The clinical care offered includes specialists in pediatrics, psychiatry and obstetrics, as well as nurses, nurse practitioners, dietitians and case managers. “These are incredible people to work with, they are mission-driven,” Raffanti said.

“It was more than a doctor-patient relationship,” Robertson said. “She hung in there with me. She saw me on my deathbed, and now my viral load is undetectable. I have a 27-year-old daughter and she and Bev have been my biggest cheerleaders and supporters.”

Robertson struggled for years to overcome her addiction, to battle a TB infection, and to manage her HIV as well.
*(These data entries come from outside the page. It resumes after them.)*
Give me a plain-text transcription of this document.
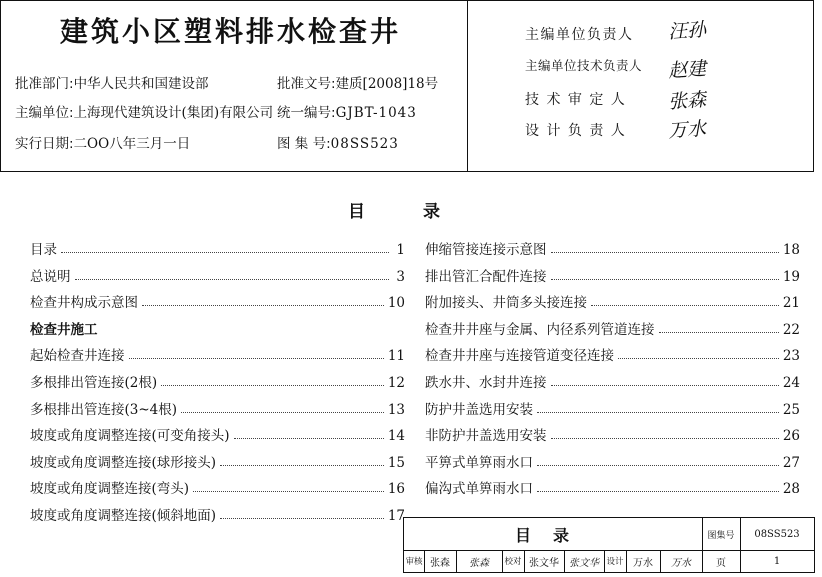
建筑小区塑料排水检查井
批准部门:中华人民共和国建设部	批准文号:建质[2008]18号
主编单位:上海现代建筑设计(集团)有限公司 统一编号:GJBT-1043
实行日期:二OO八年三月一日	图 集 号:08SS523
主编单位负责人 汪孙
主编单位技术负责人 赵建
技 术 审 定 人 张森
设 计 负 责 人 万水
目录
目录	1
总说明	3
检查井构成示意图	10
检查井施工
起始检查井连接	11
多根排出管连接(2根)	12
多根排出管连接(3~4根)	13
坡度或角度调整连接(可变角接头)	14
坡度或角度调整连接(球形接头)	15
坡度或角度调整连接(弯头)	16
坡度或角度调整连接(倾斜地面)	17
伸缩管接连接示意图	18
排出管汇合配件连接	19
附加接头、井筒多头接连接	21
检查井井座与金属、内径系列管道连接	22
检查井井座与连接管道变径连接	23
跌水井、水封井连接	24
防护井盖选用安装	25
非防护井盖选用安装	26
平箅式单箅雨水口	27
偏沟式单箅雨水口	28
目录	图集号	08SS523
审核 张森	张森	校对 张文华	张文华 设计 万水	万水	页	1
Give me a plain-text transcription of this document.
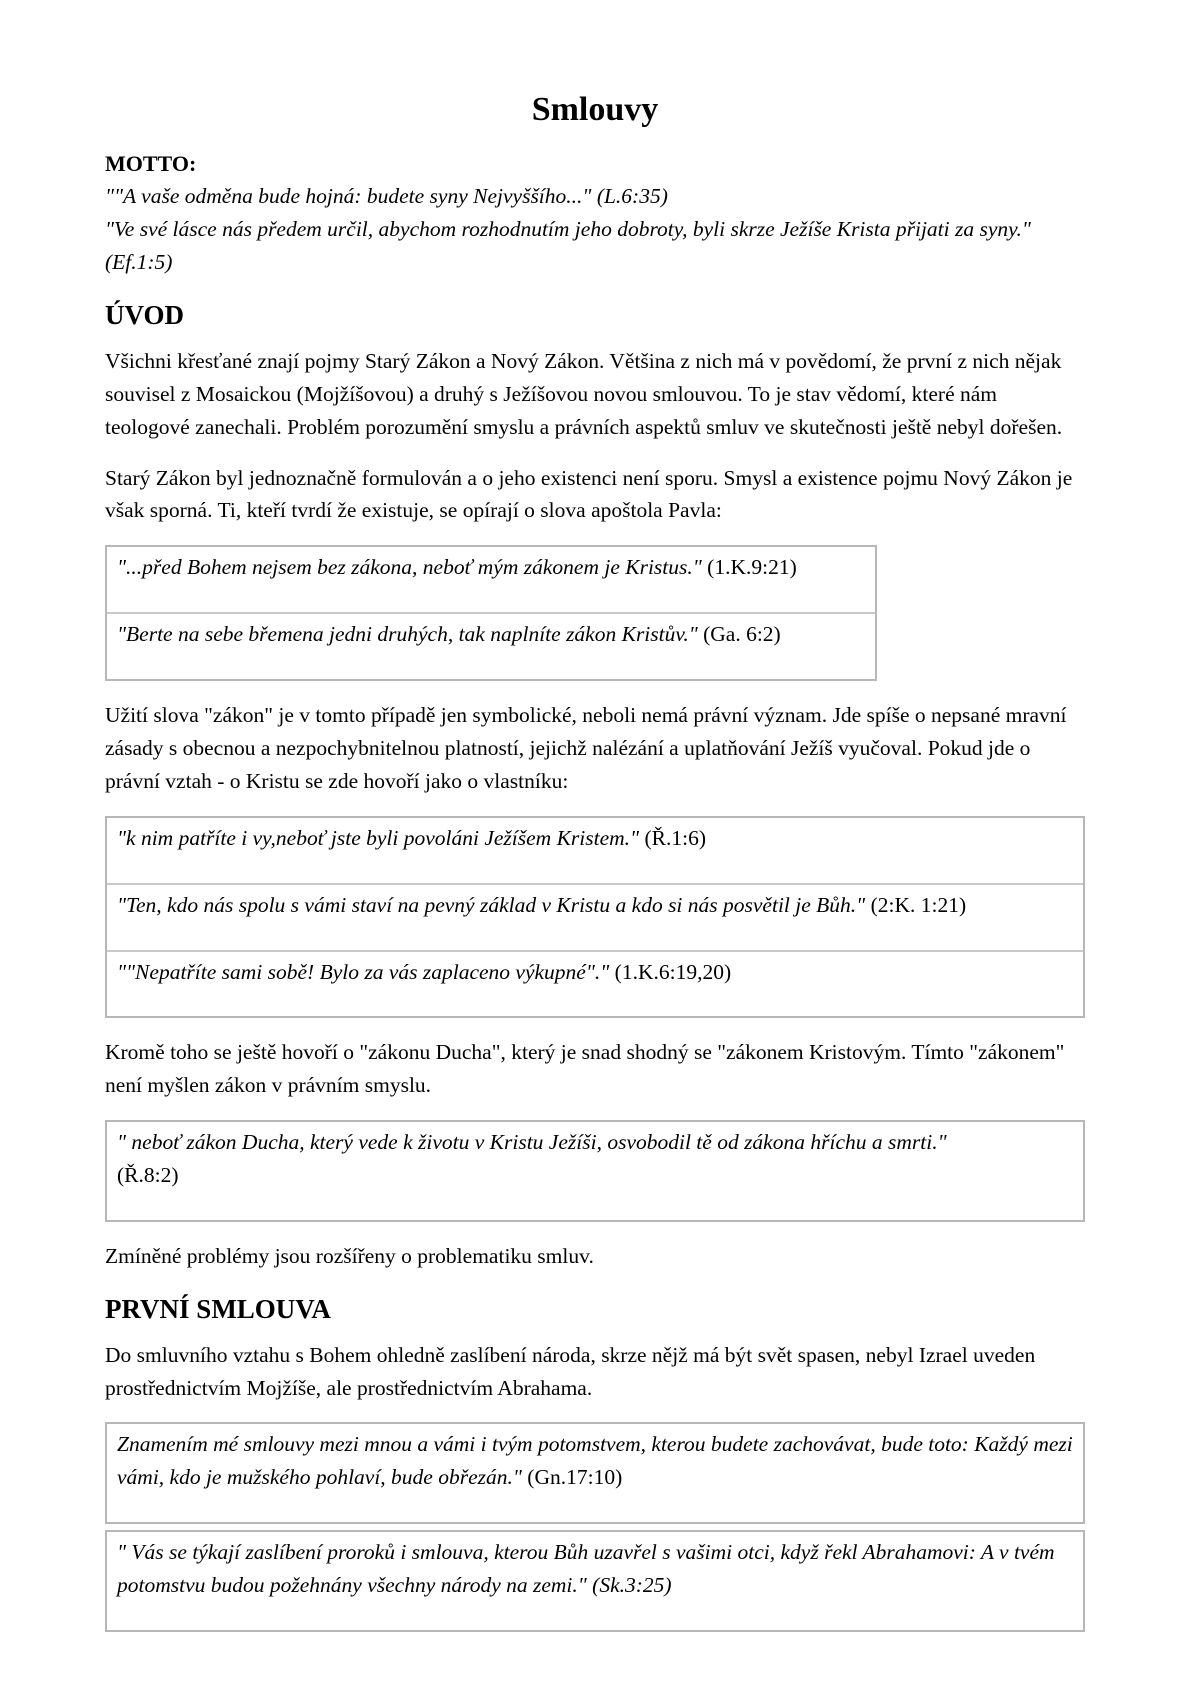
Smlouvy

MOTTO:

""A vaše odměna bude hojná: budete syny Nejvyššího..." (L.6:35)

"Ve své lásce nás předem určil, abychom rozhodnutím jeho dobroty, byli skrze Ježíše Krista přijati za syny." (Ef.1:5)

ÚVOD

Všichni křesťané znají pojmy Starý Zákon a Nový Zákon. Většina z nich má v povědomí, že první z nich nějak souvisel z Mosaickou (Mojžíšovou) a druhý s Ježíšovou novou smlouvou. To je stav vědomí, které nám teologové zanechali. Problém porozumění smyslu a právních aspektů smluv ve skutečnosti ještě nebyl dořešen.

Starý Zákon byl jednoznačně formulován a o jeho existenci není sporu. Smysl a existence pojmu Nový Zákon je však sporná. Ti, kteří tvrdí že existuje, se opírají o slova apoštola Pavla:

"...před Bohem nejsem bez zákona, neboť mým zákonem je Kristus." (1.K.9:21)
"Berte na sebe břemena jedni druhých, tak naplníte zákon Kristův." (Ga. 6:2)

Užití slova "zákon" je v tomto případě jen symbolické, neboli nemá právní význam. Jde spíše o nepsané mravní zásady s obecnou a nezpochybnitelnou platností, jejichž nalézání a uplatňování Ježíš vyučoval. Pokud jde o právní vztah - o Kristu se zde hovoří jako o vlastníku:

"k nim patříte i vy,neboť jste byli povoláni Ježíšem Kristem." (Ř.1:6)
"Ten, kdo nás spolu s vámi staví na pevný základ v Kristu a kdo si nás posvětil je Bůh." (2:K. 1:21)
""Nepatříte sami sobě! Bylo za vás zaplaceno výkupné"." (1.K.6:19,20)

Kromě toho se ještě hovoří o "zákonu Ducha", který je snad shodný se "zákonem Kristovým. Tímto "zákonem" není myšlen zákon v právním smyslu.

" neboť zákon Ducha, který vede k životu v Kristu Ježíši, osvobodil tě od zákona hříchu a smrti."
(Ř.8:2)

Zmíněné problémy jsou rozšířeny o problematiku smluv.

PRVNÍ SMLOUVA

Do smluvního vztahu s Bohem ohledně zaslíbení národa, skrze nějž má být svět spasen, nebyl Izrael uveden prostřednictvím Mojžíše, ale prostřednictvím Abrahama.

Znamením mé smlouvy mezi mnou a vámi i tvým potomstvem, kterou budete zachovávat, bude toto: Každý mezi vámi, kdo je mužského pohlaví, bude obřezán." (Gn.17:10)
" Vás se týkají zaslíbení proroků i smlouva, kterou Bůh uzavřel s vašimi otci, když řekl Abrahamovi: A v tvém potomstvu budou požehnány všechny národy na zemi." (Sk.3:25)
She became involved with the Thistle Farms Residential Program, called Magdalene, which defines itself on its website as “a two-year residential community, offering women survivors of trafficking, prostitution, and addiction the time and space they need to heal.” Robertson is still involved with Thistle Farms, serving as the National Sales Director of their Body & Home social enterprise and is also a speaker and an advocate for people struggling to overcome the hurdles she herself has faced.

“It’s been an amazing journey,” she said of her life and where it has taken her.

Those are almost exactly the words Raffanti uses when describing the 25 years of the VCCC. The center now has satellite locations in Columbia, Cookeville and Springfield (all held in local health departments), and the VCCC’s current location in Vanderbilt Health at One Hundred Oaks is not only an attractive, state-of-the-art clinical facility but houses research and education components as well. National and international groups regularly visit in order to take its model back and apply it in their own clinics.

The clinical care offered includes specialists in pediatrics, psychiatry and obstetrics, as well as nurses, nurse practitioners, dietitians and case managers.

“These are incredible people to work with, they are mission-driven,” Raffanti said.

The work of the obstetrics staff draws special praise from Byram: “We have followed hundreds of moms who have delivered almost 500 babies, and only one of those hundreds of babies turned out to be HIV positive,” she noted with pride.

“We have more than 4,000 active patients,” Raffanti said. He added that his experience in his quarter century at the VCCC has confirmed the importance of health care that it rooted in the life experiences of patients. “Health goes way beyond a diagnosis and a prescription,” he said.

To observe and celebrate the VCCC and the impact it has had on its patients’ lives, an anniversary event is being planned for June 29. Details of the event will be announced later.